February 13, 2018, 5:50 PM UTC

Xerox Corp.’s third-biggest shareholder sued to block its plan to turn over control to Fujifilm Holding Corp., calling the deal a one-sided transaction that leaves investors in the once-iconic photocopy maker virtually powerless.

Darwin Deason asked a judge to halt the deal and terminate existing joint venture agreements between the companies. He claims the agreement is the result of fraud and that directors breached their fiduciary duties.

“The transaction must be stopped dead in its tracks,” Deason said in the complaint, filed Tuesday in Manhattan state court.

Xerox shares fell 1.9 percent at 11:40 a.m. in New York trading.

Deason claimed the agreement “is the result of an improper and fraudulently concealed ‘crown jewel’ lock-up agreement that Xerox entered into with Fuji 17 years ago that was never disclosed to Xerox’s shareholders,” until the agreement between the two was made public last month.

Fuji, Xerox, current Xerox board members and Ursula M. Burns, Xerox’s former chairman and chief executive officer are named as defendants in the lawsuit.

Xerox denied Deason’s claims in a statement Tuesday.

“Xerox’s Board of Directors remains steadfast in its belief that the combination with Fuji Xerox is the best path to create value for the company and its shareholders,” the company said.

Deason and fellow billionaire investor Carl Icahn, who together own about 15 percent of Xerox, have actively opposed the company’s plan to cede control to Japan’s Fujifilm. They said in a Feb. 12 letter to shareholders that the deal “dramatically undervalues” the company.

Xerox’s board Tuesday called the letter “misleading and inaccurate,” telling shareholders hat the transaction with Fuji announced Jan. 31 was the result of an exhaustive, year-long review of options.

“That review found that the transaction, as currently proposed, delivers significantly more value to Xerox shareholders than would be achievable on a standalone basis,” the directors said in the letter.

Under terms of the agreement, Xerox would first merge with a joint venture the company operates with Fujifilm in Asia. Fujifilm would ultimately end up owning 50.1 percent of the combined entity, which expands the joint venture to encompass all of Xerox’s operations, the companies said. Xerox holders would receive a cash dividend of $9.80 a share under the proposed transaction.

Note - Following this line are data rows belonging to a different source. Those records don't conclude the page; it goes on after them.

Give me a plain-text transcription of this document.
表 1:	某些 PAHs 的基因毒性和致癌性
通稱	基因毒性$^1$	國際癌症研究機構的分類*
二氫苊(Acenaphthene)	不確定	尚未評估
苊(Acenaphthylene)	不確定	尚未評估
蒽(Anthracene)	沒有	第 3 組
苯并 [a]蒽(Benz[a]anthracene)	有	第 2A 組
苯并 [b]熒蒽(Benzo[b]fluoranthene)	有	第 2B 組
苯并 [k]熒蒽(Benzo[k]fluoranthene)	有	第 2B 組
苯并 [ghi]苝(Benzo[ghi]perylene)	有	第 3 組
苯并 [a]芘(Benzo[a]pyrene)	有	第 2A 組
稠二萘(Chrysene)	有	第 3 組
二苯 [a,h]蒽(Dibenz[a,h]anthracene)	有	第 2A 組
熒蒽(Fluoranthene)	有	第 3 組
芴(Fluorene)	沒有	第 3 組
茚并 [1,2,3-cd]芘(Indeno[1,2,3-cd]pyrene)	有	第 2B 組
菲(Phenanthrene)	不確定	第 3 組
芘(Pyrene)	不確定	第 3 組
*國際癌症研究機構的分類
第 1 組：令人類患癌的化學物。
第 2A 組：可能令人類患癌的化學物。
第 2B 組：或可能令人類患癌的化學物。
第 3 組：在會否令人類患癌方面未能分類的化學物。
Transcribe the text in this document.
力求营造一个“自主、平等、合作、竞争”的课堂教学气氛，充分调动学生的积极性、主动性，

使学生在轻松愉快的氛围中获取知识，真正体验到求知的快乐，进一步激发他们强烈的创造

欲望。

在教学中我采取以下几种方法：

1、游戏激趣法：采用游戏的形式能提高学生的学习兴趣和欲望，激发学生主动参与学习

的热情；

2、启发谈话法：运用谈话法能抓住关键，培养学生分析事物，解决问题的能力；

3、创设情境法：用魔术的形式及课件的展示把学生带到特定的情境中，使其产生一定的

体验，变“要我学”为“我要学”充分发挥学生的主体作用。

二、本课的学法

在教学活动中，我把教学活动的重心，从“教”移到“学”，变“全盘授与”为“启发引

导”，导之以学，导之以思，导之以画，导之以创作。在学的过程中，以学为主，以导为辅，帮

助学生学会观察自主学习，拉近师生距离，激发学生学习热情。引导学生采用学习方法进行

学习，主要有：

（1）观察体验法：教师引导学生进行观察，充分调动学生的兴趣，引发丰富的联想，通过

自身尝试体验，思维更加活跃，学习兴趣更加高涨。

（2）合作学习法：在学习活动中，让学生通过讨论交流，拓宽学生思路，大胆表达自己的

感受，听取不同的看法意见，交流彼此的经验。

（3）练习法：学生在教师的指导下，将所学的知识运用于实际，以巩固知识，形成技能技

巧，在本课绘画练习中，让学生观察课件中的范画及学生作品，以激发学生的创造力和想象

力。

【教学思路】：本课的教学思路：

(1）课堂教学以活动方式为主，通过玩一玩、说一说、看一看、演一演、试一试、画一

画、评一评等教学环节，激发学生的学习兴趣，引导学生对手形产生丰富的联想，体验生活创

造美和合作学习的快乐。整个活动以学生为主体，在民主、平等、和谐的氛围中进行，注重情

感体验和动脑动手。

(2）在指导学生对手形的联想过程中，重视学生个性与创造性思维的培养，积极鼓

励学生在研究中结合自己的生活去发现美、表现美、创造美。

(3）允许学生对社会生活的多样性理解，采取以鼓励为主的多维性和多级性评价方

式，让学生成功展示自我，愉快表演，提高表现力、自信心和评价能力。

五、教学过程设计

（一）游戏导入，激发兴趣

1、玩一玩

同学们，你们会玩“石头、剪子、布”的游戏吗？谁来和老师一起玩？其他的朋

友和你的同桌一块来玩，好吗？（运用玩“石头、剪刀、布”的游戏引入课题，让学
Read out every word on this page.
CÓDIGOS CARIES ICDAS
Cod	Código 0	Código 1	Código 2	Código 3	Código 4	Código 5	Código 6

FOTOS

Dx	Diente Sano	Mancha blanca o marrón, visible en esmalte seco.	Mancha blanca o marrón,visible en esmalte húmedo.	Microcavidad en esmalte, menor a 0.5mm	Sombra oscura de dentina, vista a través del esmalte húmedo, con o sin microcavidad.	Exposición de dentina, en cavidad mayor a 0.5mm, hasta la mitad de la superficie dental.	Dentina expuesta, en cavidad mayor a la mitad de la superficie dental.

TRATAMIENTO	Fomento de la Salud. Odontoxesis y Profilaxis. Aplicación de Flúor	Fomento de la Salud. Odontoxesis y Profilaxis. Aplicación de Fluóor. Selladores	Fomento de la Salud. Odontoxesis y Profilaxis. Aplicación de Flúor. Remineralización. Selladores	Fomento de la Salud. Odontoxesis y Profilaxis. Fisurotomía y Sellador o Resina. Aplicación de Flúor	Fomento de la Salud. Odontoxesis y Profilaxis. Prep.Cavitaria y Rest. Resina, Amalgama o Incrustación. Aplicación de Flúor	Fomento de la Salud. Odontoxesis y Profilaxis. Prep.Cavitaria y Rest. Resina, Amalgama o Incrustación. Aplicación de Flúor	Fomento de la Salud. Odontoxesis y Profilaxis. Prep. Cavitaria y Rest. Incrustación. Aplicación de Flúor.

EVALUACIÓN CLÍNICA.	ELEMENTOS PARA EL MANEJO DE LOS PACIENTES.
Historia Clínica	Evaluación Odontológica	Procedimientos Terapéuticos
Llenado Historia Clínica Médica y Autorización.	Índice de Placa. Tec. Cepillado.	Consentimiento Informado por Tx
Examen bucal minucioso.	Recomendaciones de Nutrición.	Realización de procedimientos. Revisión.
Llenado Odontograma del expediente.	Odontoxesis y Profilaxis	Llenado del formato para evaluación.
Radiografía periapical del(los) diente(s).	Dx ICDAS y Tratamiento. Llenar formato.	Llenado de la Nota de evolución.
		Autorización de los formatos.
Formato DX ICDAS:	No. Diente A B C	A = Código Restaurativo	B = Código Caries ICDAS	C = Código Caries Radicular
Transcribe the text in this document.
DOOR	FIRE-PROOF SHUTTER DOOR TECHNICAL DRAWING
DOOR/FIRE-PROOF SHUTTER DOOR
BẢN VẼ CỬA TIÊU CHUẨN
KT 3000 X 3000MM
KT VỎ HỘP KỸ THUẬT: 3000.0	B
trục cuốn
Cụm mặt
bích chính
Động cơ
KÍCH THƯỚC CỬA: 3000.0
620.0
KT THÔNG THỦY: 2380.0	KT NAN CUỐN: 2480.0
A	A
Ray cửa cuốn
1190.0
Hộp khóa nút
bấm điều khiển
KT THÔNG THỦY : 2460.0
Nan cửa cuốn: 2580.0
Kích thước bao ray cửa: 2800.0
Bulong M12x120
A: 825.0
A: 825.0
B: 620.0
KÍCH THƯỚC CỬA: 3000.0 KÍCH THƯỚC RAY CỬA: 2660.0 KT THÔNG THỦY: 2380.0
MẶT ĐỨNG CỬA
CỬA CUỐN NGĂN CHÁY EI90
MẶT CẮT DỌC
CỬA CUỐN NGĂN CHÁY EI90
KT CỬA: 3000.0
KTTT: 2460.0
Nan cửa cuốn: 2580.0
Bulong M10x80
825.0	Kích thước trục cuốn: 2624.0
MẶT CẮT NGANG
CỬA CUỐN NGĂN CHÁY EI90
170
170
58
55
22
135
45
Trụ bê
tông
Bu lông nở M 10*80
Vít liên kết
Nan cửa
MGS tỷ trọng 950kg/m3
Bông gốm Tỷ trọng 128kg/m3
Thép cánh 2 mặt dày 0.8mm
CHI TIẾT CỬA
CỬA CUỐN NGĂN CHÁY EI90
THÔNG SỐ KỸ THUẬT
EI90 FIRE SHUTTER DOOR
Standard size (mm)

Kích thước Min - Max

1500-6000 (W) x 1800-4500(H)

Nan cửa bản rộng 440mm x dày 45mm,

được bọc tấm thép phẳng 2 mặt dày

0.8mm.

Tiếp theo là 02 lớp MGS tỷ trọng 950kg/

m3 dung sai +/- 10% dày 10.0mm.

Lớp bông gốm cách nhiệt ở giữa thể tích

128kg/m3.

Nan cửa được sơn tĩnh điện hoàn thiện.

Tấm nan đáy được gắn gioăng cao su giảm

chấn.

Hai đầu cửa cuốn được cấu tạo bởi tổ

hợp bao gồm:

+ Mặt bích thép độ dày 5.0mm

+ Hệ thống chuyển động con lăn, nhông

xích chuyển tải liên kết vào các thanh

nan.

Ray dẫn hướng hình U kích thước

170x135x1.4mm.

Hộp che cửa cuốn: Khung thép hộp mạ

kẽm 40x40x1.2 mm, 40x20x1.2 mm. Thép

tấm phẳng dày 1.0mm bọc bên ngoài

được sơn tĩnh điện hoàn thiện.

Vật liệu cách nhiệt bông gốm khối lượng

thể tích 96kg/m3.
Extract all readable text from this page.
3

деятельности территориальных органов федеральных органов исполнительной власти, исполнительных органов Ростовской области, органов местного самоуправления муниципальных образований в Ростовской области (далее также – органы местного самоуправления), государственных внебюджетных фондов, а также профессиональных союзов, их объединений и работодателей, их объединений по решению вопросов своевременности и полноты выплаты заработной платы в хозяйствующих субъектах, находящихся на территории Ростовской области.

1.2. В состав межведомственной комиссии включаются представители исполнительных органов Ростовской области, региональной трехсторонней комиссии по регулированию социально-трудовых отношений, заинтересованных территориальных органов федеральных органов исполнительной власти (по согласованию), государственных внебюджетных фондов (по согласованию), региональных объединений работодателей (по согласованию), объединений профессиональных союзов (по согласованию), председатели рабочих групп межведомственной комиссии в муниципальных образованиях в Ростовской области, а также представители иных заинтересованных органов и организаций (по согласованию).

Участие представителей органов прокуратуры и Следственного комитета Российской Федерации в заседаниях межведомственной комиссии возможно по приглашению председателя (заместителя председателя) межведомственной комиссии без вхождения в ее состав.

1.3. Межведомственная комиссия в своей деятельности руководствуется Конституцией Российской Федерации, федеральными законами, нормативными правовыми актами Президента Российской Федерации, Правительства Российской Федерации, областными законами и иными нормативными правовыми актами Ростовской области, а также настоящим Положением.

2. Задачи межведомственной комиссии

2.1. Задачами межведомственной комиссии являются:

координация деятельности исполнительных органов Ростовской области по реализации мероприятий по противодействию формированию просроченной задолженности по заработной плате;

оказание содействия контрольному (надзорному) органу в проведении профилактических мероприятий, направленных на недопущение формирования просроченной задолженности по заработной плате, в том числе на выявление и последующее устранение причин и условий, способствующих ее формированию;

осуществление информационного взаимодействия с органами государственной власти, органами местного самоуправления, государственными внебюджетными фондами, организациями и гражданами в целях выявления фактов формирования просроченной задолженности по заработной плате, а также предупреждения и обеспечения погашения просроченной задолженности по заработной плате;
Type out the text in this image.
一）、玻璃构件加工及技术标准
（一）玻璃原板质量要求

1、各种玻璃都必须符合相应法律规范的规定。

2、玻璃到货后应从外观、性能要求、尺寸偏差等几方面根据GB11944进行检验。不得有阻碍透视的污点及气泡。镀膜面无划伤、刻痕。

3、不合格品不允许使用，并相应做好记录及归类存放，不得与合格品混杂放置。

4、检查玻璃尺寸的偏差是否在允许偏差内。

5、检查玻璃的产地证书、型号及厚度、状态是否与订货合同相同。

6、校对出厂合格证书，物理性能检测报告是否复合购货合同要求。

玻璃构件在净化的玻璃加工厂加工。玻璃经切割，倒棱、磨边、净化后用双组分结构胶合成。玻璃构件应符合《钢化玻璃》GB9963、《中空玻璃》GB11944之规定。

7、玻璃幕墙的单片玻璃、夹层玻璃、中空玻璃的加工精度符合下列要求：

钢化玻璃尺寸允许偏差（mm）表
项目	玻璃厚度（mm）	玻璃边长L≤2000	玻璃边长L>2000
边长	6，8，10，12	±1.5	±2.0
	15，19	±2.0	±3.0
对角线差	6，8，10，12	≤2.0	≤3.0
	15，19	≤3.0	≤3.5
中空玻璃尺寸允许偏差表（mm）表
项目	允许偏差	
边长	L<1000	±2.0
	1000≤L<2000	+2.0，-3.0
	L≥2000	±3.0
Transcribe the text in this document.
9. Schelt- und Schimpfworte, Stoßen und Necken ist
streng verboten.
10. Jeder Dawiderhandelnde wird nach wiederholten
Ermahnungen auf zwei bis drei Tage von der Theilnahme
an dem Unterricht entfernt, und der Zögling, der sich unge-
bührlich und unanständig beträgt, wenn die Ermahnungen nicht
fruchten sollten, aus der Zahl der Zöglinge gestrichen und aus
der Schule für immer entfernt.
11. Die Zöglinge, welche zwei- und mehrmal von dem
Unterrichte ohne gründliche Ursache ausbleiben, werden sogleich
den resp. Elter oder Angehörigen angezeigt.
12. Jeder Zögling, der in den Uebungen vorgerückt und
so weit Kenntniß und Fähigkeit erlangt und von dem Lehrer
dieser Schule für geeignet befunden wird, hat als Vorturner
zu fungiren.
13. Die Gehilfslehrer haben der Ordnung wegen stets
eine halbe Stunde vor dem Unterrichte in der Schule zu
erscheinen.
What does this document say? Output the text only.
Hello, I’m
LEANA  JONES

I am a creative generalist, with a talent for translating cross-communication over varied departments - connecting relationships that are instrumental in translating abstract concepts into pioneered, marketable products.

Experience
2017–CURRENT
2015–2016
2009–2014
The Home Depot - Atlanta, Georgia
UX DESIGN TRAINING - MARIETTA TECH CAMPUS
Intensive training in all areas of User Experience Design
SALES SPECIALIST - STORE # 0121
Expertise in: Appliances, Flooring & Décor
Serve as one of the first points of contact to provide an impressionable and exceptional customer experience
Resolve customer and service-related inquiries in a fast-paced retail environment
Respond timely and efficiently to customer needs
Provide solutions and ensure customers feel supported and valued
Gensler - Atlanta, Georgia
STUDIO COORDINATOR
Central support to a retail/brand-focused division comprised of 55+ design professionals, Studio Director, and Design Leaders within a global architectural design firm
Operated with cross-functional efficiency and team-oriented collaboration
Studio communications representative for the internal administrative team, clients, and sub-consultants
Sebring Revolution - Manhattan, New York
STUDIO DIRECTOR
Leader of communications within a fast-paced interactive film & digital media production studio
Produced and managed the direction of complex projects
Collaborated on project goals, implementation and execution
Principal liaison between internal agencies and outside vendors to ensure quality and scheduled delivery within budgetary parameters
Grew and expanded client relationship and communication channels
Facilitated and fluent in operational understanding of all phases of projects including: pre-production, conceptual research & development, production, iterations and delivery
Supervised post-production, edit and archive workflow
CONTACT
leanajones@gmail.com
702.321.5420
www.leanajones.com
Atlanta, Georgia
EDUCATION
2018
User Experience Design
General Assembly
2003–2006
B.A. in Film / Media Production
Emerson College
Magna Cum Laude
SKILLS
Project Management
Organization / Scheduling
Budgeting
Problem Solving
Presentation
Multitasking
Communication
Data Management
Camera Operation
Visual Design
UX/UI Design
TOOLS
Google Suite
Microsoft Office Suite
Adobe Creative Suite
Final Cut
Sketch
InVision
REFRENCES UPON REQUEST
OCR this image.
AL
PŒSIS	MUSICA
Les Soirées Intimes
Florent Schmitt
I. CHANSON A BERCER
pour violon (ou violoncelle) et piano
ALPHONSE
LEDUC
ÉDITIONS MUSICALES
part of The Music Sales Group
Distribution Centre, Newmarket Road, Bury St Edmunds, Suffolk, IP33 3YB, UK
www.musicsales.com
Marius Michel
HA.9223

The agreement allows Fuji to control Xerox’s intellectual property and manufacturing rights in the $36 billion Asia-Pacific market in the event Xerox were to sell just 30 percent of the company to another suitor, according to Deason’s complaint. The suit also claims that Xerox would have had the right to terminate the joint venture agreements after an accounting scandal at the Xerox-Fuji joint venture.

Had the director defendants terminated the joint-venture agreements, they would have been able to engage in a fair and equitable bidding process and achieve a fair value and control premium for Xerox shareholders, according to Deason.

The case is Deason v. Fujifilm Holdings Corp., New York State Supreme Court (Manhattan).